There has been a wealth of UK Government Department consultations which could have had a positive impact on the market. Trade bodies such as Group Risk Development (GRiD), the Investment & Life Assurance Group (ILAG) and the Association of British Insurers (ABI) have always been keen to respond. The responses have not always been successful in achieving their aims, however united a message is given.
In April 2017, following a Treasury consultation on salary sacrifice, the dual taxation of both premiums and benefits for group income protection (GIP) was clearly a shock to the industry in an era where GIP was being suggested by The Department for Work and Pensions as one of the best ways to retain disabled employees in service.
With the roll-out of Universal Credit (five State benefits combined into one) creating work and bad headlines, the use of consultations to consider serious topics was welcomed by the industry as an opportunity to look forward. But after responding to many of these the actual output from them has been negligible: lots of broad sentiments and rhetoric, but little tangible action or value to employers and employees.

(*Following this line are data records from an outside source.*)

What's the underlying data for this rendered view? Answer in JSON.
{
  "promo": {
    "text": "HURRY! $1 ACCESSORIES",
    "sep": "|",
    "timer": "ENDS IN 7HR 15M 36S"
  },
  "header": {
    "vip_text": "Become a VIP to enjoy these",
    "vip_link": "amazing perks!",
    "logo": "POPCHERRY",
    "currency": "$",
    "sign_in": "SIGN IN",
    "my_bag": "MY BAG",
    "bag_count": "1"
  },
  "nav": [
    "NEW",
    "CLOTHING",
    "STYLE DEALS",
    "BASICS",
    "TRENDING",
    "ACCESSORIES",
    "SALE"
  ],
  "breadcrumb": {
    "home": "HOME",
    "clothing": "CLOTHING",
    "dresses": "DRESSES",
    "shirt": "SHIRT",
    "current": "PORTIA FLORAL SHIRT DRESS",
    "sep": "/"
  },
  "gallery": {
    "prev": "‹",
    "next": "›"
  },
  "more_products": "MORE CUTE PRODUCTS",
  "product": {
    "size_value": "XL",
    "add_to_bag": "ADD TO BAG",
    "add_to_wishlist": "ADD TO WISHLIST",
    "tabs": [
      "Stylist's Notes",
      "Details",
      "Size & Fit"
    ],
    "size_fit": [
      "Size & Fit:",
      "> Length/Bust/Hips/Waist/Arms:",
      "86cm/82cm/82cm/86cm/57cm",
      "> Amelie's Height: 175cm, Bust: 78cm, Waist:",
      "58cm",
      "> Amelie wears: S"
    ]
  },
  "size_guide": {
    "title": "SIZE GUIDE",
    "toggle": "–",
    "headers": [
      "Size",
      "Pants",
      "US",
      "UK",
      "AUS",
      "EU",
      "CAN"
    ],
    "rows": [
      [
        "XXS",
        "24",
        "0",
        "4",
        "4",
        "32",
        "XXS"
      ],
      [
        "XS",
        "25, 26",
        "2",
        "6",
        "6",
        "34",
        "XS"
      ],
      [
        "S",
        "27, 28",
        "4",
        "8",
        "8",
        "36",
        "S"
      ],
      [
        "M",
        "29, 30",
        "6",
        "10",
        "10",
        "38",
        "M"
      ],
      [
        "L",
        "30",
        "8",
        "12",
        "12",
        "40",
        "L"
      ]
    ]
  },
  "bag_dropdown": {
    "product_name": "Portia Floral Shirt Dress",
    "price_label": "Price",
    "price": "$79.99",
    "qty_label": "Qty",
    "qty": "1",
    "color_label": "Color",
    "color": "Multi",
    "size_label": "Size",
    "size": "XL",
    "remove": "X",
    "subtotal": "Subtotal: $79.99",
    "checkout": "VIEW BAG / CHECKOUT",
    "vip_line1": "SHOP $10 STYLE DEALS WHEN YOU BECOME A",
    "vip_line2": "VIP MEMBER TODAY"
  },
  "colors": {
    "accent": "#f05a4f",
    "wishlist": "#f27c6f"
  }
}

These consultation responses include The Department for Work and Pensions “Improving Working Lives” consultation. Insurers have been commissioned and have been working hard to create a ‘workplace statement’ highlighting the shortfall between State benefits and pay. An employer version (covering occupational sick pay, GIP and possibly defined benefit ill health early retirement) is being configured to provide as accurate a picture as possible. This could highlight the shortfall and then educate the employee about the potential for either individual or group income protection through the proposed ‘Single Financial Guidance Body’ and is possibly the only positive from the consultation response.